Um estudo feito pela Abramed mostra que o modelo proposto para a reforma tributária resultará em cerca de 40% de acréscimo na carga de impostos de clínicas e laboratórios. Para as empresas do setor, esse aumento pode significar a inviabilidade dos serviços. Principalmente em regiões menos desenvolvidas, onde o acesso à saúde suplementar é ainda mais difícil.

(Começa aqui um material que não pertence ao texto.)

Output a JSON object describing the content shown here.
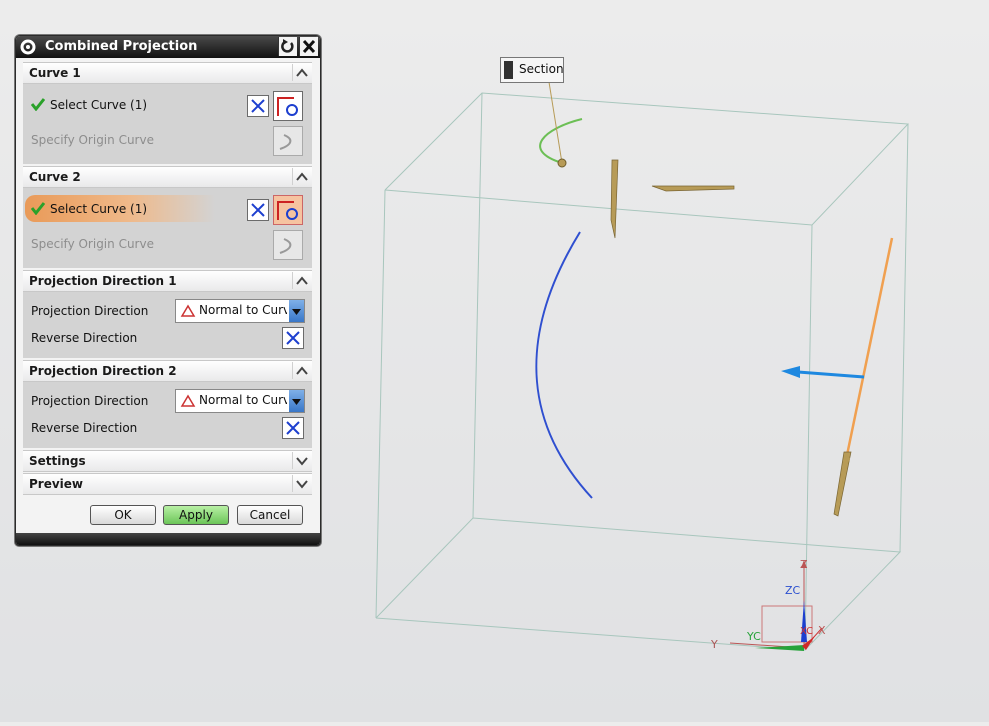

Tal mudança pode resultar, entre outros problemas, na demissão de milhares de pessoas. Contudo, caso houvesse uma desoneração na folha de pagamento – cerca de 50% das despesas de laboratórios e clínicas são com as contratações – seria possível que a reforma tributária trouxesse algum benefício para essas empresas do setor de saúde, especificamente.
À medida que a medicina diagnóstica no Brasil tende a buscar um alinhamento às boas práticas internacionais, é necessário um incentivo ao investimento em inovação e tecnologia. Porém, os resultados trazidos pela pandemia somados à reforma tributária causarão um impacto negativo substancial, tanto para as empresas quanto para a população.
Desse modo, é preciso que o Poder Legislativo se empenhe em ajustar a proposta a fim de garantir sobrevivência dessas instituições. Afinal, tais serviços são essenciais para a população e contribuem também para o setor de saúde pública.